Somehow 6-3 decisions of the Court sound more persuasive to Americans than does a 5-4 one. But the assumed persuasiveness is questionable given the 7-2 Roe v Wade decision and we know how well that has been embraced. Brown v Board of Education was a unanimous decision but met both immediate and long term resistance in practicality if not in legal challenges.
Morality aside, there is simply no reason for gay marriage bans to be upheld. Not that I agree that such unions are immoral, but the Supreme Court does not rule on the basis of morality. Thus, we still have the death penalty.
SCOTUS has ruled that laws forbidding gay sex are unconstitutional in Lawrence v Texas. It has ruled that denying gay married couples certain federal benefits in states banning gay marriage is wrong in the DOMA case.
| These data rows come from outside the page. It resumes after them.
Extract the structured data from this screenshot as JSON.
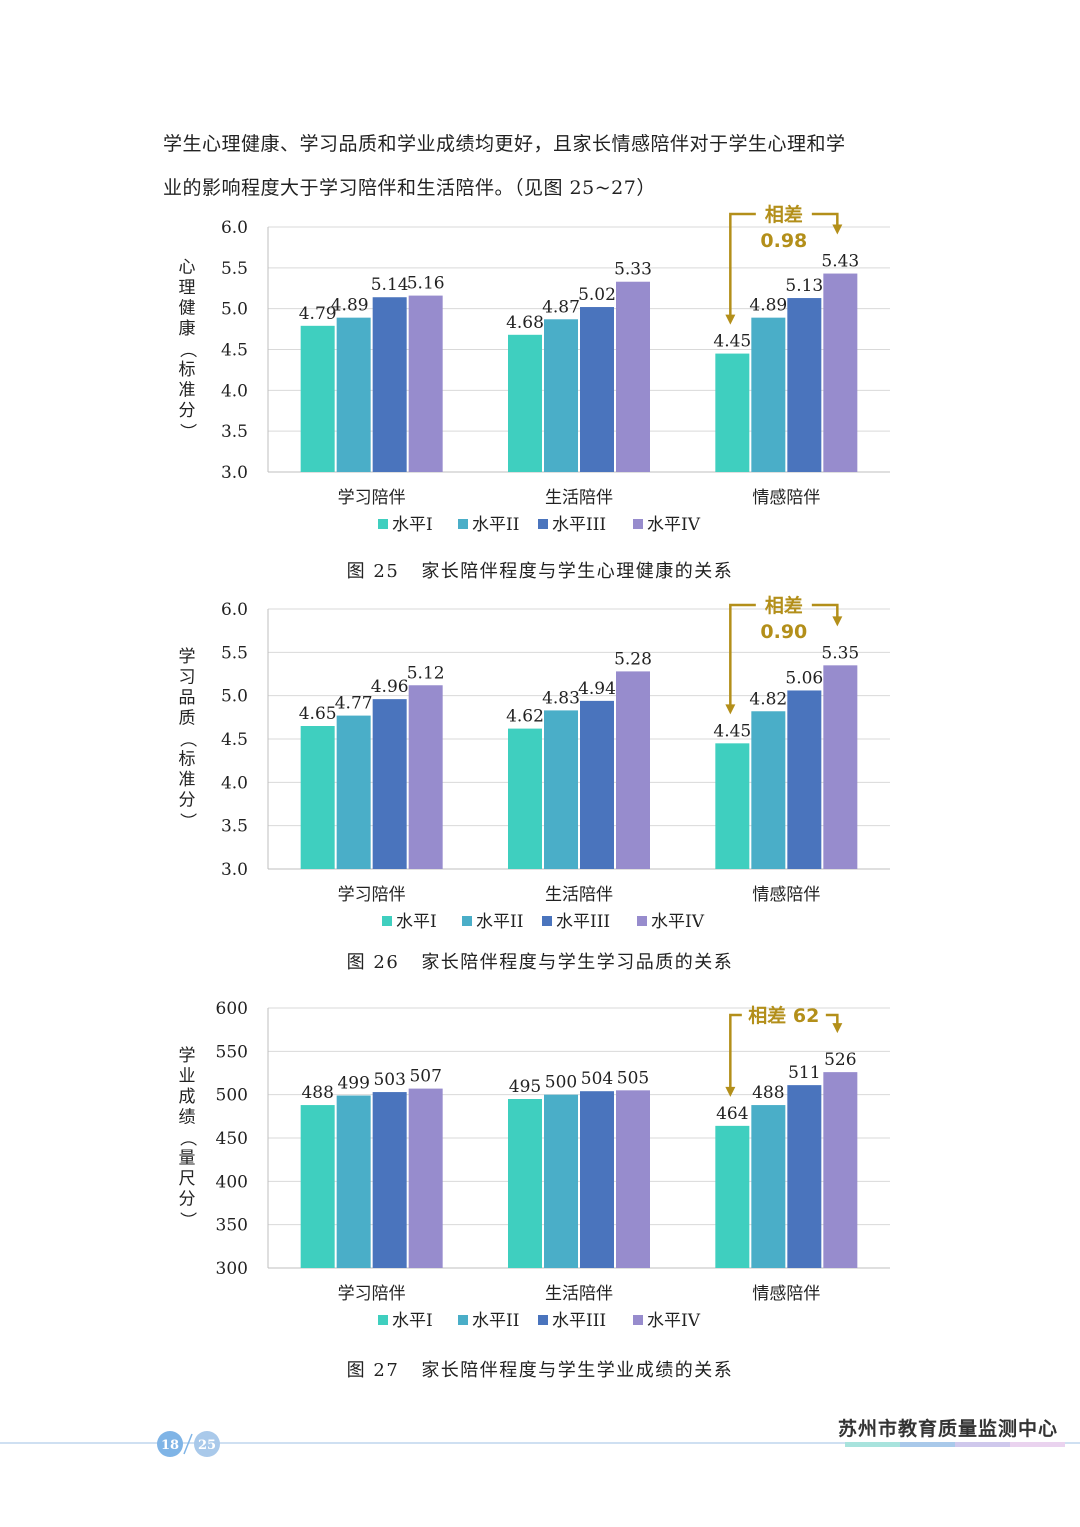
{
  "paragraph": [
    "学生心理健康、学习品质和学业成绩均更好，且家长情感陪伴对于学生心理和学",
    "业的影响程度大于学习陪伴和生活陪伴。（见图 25~27）"
  ],
  "colors": {
    "level1": "#3fcfbf",
    "level2": "#4aaec8",
    "level3": "#4a74bd",
    "level4": "#978ccd",
    "annotation": "#b38f1a"
  },
  "chart_data": [
    {
      "type": "bar",
      "figure": "图 25",
      "title": "家长陪伴程度与学生心理健康的关系",
      "ylabel": "心理健康（标准分）",
      "ylim": [
        3.0,
        6.0
      ],
      "yticks": [
        "6.0",
        "5.5",
        "5.0",
        "4.5",
        "4.0",
        "3.5",
        "3.0"
      ],
      "categories": [
        "学习陪伴",
        "生活陪伴",
        "情感陪伴"
      ],
      "series": [
        {
          "name": "水平I",
          "values": [
            4.79,
            4.68,
            4.45
          ]
        },
        {
          "name": "水平II",
          "values": [
            4.89,
            4.87,
            4.89
          ]
        },
        {
          "name": "水平III",
          "values": [
            5.14,
            5.02,
            5.13
          ]
        },
        {
          "name": "水平IV",
          "values": [
            5.16,
            5.33,
            5.43
          ]
        }
      ],
      "labels": [
        [
          "4.79",
          "4.89",
          "5.14",
          "5.16"
        ],
        [
          "4.68",
          "4.87",
          "5.02",
          "5.33"
        ],
        [
          "4.45",
          "4.89",
          "5.13",
          "5.43"
        ]
      ],
      "annotation": {
        "line1": "相差",
        "line2": "0.98"
      },
      "legend": [
        "水平I",
        "水平II",
        "水平III",
        "水平IV"
      ]
    },
    {
      "type": "bar",
      "figure": "图 26",
      "title": "家长陪伴程度与学生学习品质的关系",
      "ylabel": "学习品质（标准分）",
      "ylim": [
        3.0,
        6.0
      ],
      "yticks": [
        "6.0",
        "5.5",
        "5.0",
        "4.5",
        "4.0",
        "3.5",
        "3.0"
      ],
      "categories": [
        "学习陪伴",
        "生活陪伴",
        "情感陪伴"
      ],
      "series": [
        {
          "name": "水平I",
          "values": [
            4.65,
            4.62,
            4.45
          ]
        },
        {
          "name": "水平II",
          "values": [
            4.77,
            4.83,
            4.82
          ]
        },
        {
          "name": "水平III",
          "values": [
            4.96,
            4.94,
            5.06
          ]
        },
        {
          "name": "水平IV",
          "values": [
            5.12,
            5.28,
            5.35
          ]
        }
      ],
      "labels": [
        [
          "4.65",
          "4.77",
          "4.96",
          "5.12"
        ],
        [
          "4.62",
          "4.83",
          "4.94",
          "5.28"
        ],
        [
          "4.45",
          "4.82",
          "5.06",
          "5.35"
        ]
      ],
      "annotation": {
        "line1": "相差",
        "line2": "0.90"
      },
      "legend": [
        "水平I",
        "水平II",
        "水平III",
        "水平IV"
      ]
    },
    {
      "type": "bar",
      "figure": "图 27",
      "title": "家长陪伴程度与学生学业成绩的关系",
      "ylabel": "学业成绩（量尺分）",
      "ylim": [
        300,
        600
      ],
      "yticks": [
        "600",
        "550",
        "500",
        "450",
        "400",
        "350",
        "300"
      ],
      "categories": [
        "学习陪伴",
        "生活陪伴",
        "情感陪伴"
      ],
      "series": [
        {
          "name": "水平I",
          "values": [
            488,
            495,
            464
          ]
        },
        {
          "name": "水平II",
          "values": [
            499,
            500,
            488
          ]
        },
        {
          "name": "水平III",
          "values": [
            503,
            504,
            511
          ]
        },
        {
          "name": "水平IV",
          "values": [
            507,
            505,
            526
          ]
        }
      ],
      "labels": [
        [
          "488",
          "499",
          "503",
          "507"
        ],
        [
          "495",
          "500",
          "504",
          "505"
        ],
        [
          "464",
          "488",
          "511",
          "526"
        ]
      ],
      "annotation": {
        "line1": "相差 62",
        "line2": ""
      },
      "legend": [
        "水平I",
        "水平II",
        "水平III",
        "水平IV"
      ]
    }
  ],
  "footer": {
    "page_current": "18",
    "page_total": "25",
    "brand": "苏州市教育质量监测中心"
  }
}
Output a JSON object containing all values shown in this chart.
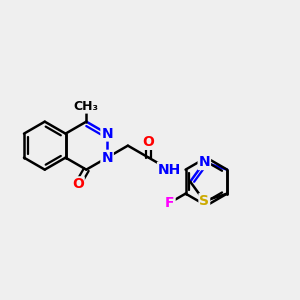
{
  "bg_color": "#efefef",
  "bond_color": "#000000",
  "bond_width": 1.8,
  "atom_colors": {
    "N": "#0000ff",
    "O": "#ff0000",
    "S": "#ccaa00",
    "F": "#ff00ff",
    "C": "#000000"
  },
  "font_size": 10,
  "fig_size": [
    3.0,
    3.0
  ],
  "dpi": 100
}
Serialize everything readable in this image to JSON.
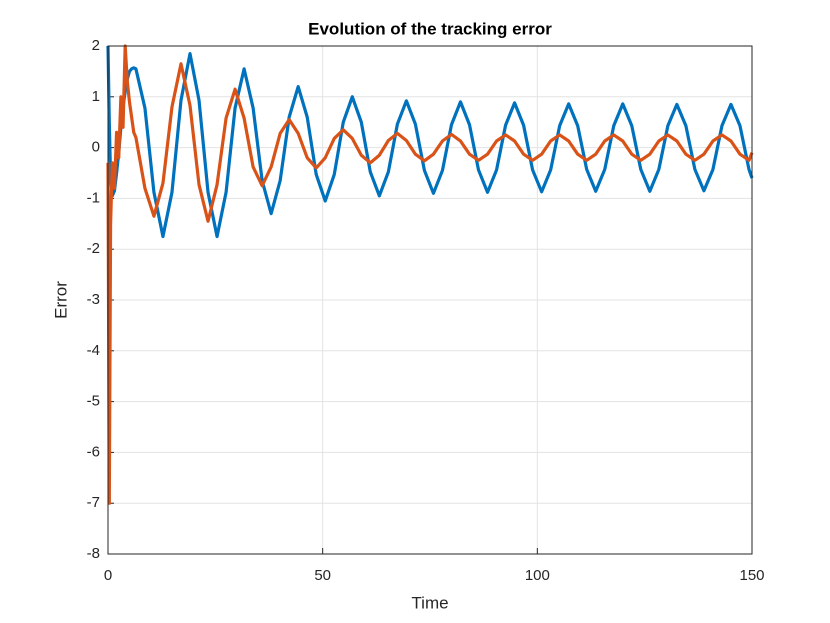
{
  "chart_data": {
    "type": "line",
    "title": "Evolution of the tracking error",
    "xlabel": "Time",
    "ylabel": "Error",
    "xlim": [
      0,
      150
    ],
    "ylim": [
      -8,
      2
    ],
    "xticks": [
      0,
      50,
      100,
      150
    ],
    "yticks": [
      -8,
      -7,
      -6,
      -5,
      -4,
      -3,
      -2,
      -1,
      0,
      1,
      2
    ],
    "grid": true,
    "x": [
      0,
      0.3,
      0.6,
      1,
      1.5,
      2,
      2.5,
      3,
      3.5,
      4,
      4.5,
      5,
      5.5,
      6,
      6.5,
      8.6,
      10.7,
      12.8,
      14.9,
      17.0,
      19.1,
      21.2,
      23.3,
      25.4,
      27.5,
      29.6,
      31.7,
      33.8,
      35.9,
      38.0,
      40.1,
      42.2,
      44.3,
      46.4,
      48.5,
      50.6,
      52.7,
      54.8,
      56.9,
      59.0,
      61.1,
      63.2,
      65.3,
      67.4,
      69.5,
      71.6,
      73.7,
      75.8,
      77.9,
      80.0,
      82.1,
      84.2,
      86.3,
      88.4,
      90.5,
      92.6,
      94.7,
      96.8,
      98.9,
      101.0,
      103.1,
      105.2,
      107.3,
      109.4,
      111.5,
      113.6,
      115.7,
      117.8,
      119.9,
      122.0,
      124.1,
      126.2,
      128.3,
      130.4,
      132.5,
      134.6,
      136.7,
      138.8,
      140.9,
      143.0,
      145.1,
      147.2,
      149.3,
      150
    ],
    "series": [
      {
        "color": "#0072bd",
        "values": [
          2,
          0.5,
          -0.6,
          -0.95,
          -0.85,
          -0.5,
          -0.1,
          0.4,
          0.8,
          1.1,
          1.35,
          1.5,
          1.55,
          1.57,
          1.55,
          0.78,
          -0.88,
          -1.75,
          -0.88,
          0.93,
          1.85,
          0.93,
          -0.88,
          -1.75,
          -0.88,
          0.78,
          1.55,
          0.78,
          -0.65,
          -1.3,
          -0.65,
          0.6,
          1.2,
          0.6,
          -0.53,
          -1.05,
          -0.53,
          0.5,
          1.0,
          0.5,
          -0.48,
          -0.95,
          -0.48,
          0.46,
          0.92,
          0.46,
          -0.45,
          -0.9,
          -0.45,
          0.45,
          0.9,
          0.45,
          -0.44,
          -0.88,
          -0.44,
          0.44,
          0.88,
          0.44,
          -0.44,
          -0.87,
          -0.44,
          0.43,
          0.86,
          0.43,
          -0.43,
          -0.86,
          -0.43,
          0.43,
          0.86,
          0.43,
          -0.43,
          -0.86,
          -0.43,
          0.43,
          0.85,
          0.43,
          -0.43,
          -0.85,
          -0.43,
          0.43,
          0.85,
          0.43,
          -0.43,
          -0.6
        ]
      },
      {
        "color": "#d95319",
        "values": [
          -0.3,
          -7,
          -1.5,
          -0.3,
          -0.8,
          0.3,
          -0.2,
          1.0,
          0.4,
          2.0,
          1.3,
          0.9,
          0.6,
          0.3,
          0.2,
          -0.8,
          -1.35,
          -0.7,
          0.8,
          1.65,
          0.83,
          -0.73,
          -1.45,
          -0.73,
          0.58,
          1.15,
          0.58,
          -0.38,
          -0.75,
          -0.38,
          0.28,
          0.55,
          0.28,
          -0.2,
          -0.4,
          -0.2,
          0.18,
          0.35,
          0.18,
          -0.15,
          -0.3,
          -0.15,
          0.14,
          0.28,
          0.14,
          -0.13,
          -0.26,
          -0.13,
          0.13,
          0.26,
          0.13,
          -0.13,
          -0.25,
          -0.13,
          0.13,
          0.25,
          0.13,
          -0.13,
          -0.25,
          -0.13,
          0.13,
          0.25,
          0.13,
          -0.13,
          -0.25,
          -0.13,
          0.13,
          0.25,
          0.13,
          -0.13,
          -0.25,
          -0.13,
          0.13,
          0.25,
          0.13,
          -0.13,
          -0.25,
          -0.13,
          0.13,
          0.25,
          0.13,
          -0.13,
          -0.25,
          -0.1
        ]
      }
    ]
  }
}
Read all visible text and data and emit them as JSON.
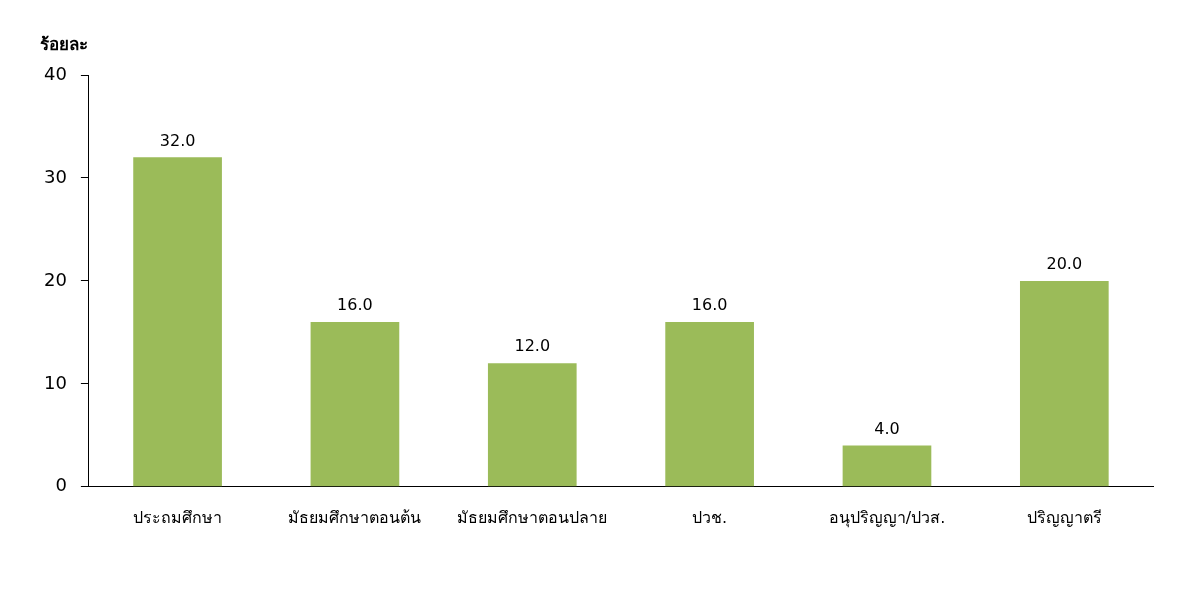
{
  "chart_data": {
    "type": "bar",
    "ylabel": "ร้อยละ",
    "categories": [
      "ประถมศึกษา",
      "มัธยมศึกษาตอนต้น",
      "มัธยมศึกษาตอนปลาย",
      "ปวช.",
      "อนุปริญญา/ปวส.",
      "ปริญญาตรี"
    ],
    "values": [
      32.0,
      16.0,
      12.0,
      16.0,
      4.0,
      20.0
    ],
    "value_labels": [
      "32.0",
      "16.0",
      "12.0",
      "16.0",
      "4.0",
      "20.0"
    ],
    "color": "#9bbb59",
    "ylim": [
      0,
      40
    ],
    "yticks": [
      0,
      10,
      20,
      30,
      40
    ],
    "grid": false,
    "legend": false
  }
}
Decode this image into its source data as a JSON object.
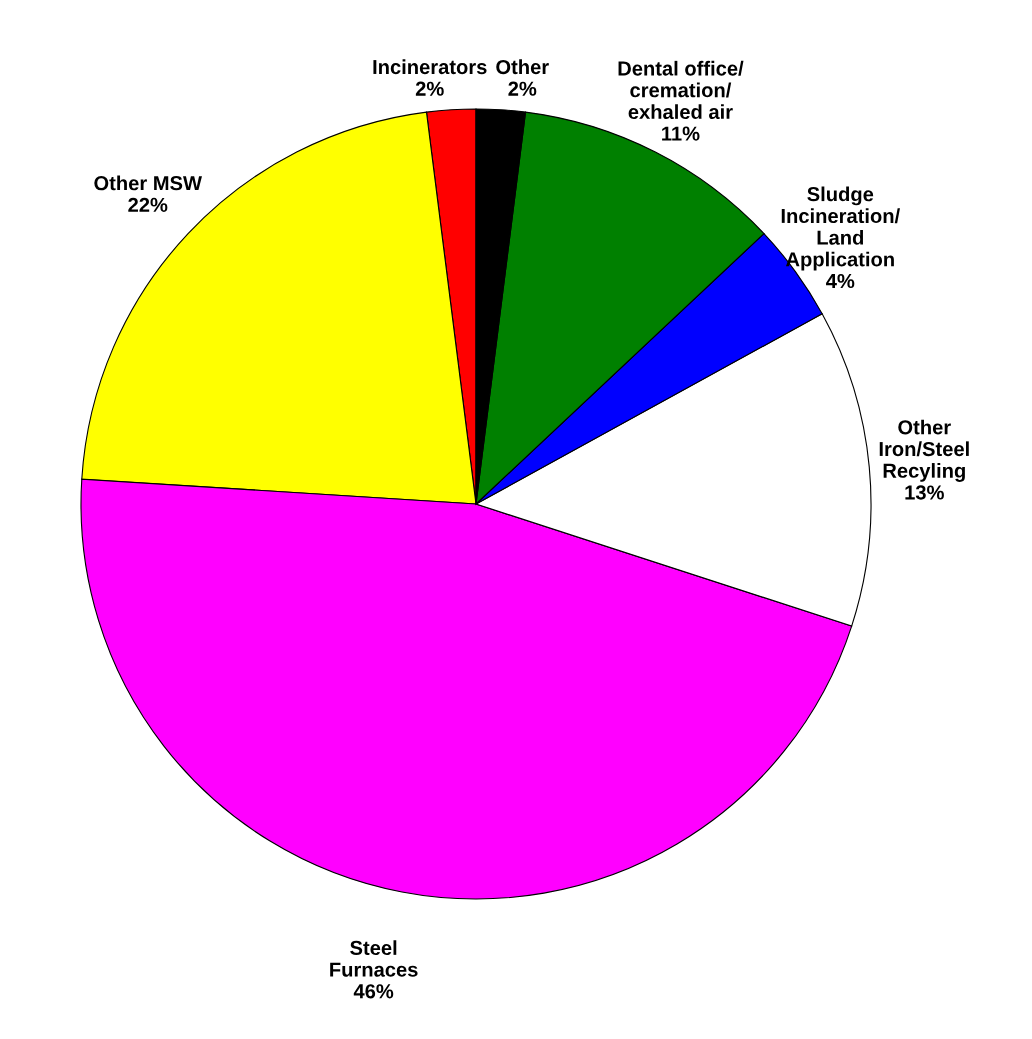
{
  "chart_data": {
    "type": "pie",
    "categories": [
      "Incinerators",
      "Other MSW",
      "Steel\nFurnaces",
      "Other\nIron/Steel\nRecyling",
      "Sludge\nIncineration/\nLand\nApplication",
      "Dental office/\ncremation/\nexhaled air",
      "Other"
    ],
    "values": [
      2,
      22,
      46,
      13,
      4,
      11,
      2
    ],
    "value_labels": [
      "2%",
      "22%",
      "46%",
      "13%",
      "4%",
      "11%",
      "2%"
    ],
    "colors": [
      "#ff0000",
      "#ffff00",
      "#ff00ff",
      "#ffffff",
      "#0000ff",
      "#008000",
      "#000000"
    ]
  }
}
It seems inconceivable, as an extension, that it would permit states, in effect, to restrict the interstate movement of couples legally married in one state by disallowing them to enjoy the same marital rights as other couples.
From that point is just a short distance to determining that there is no Constitutional justification to banning consensual adult couples from marrying no matter their gender.
I can just picture Rick Santorum rubbing his hands in glee now that he can fulfill his lust for the family dog.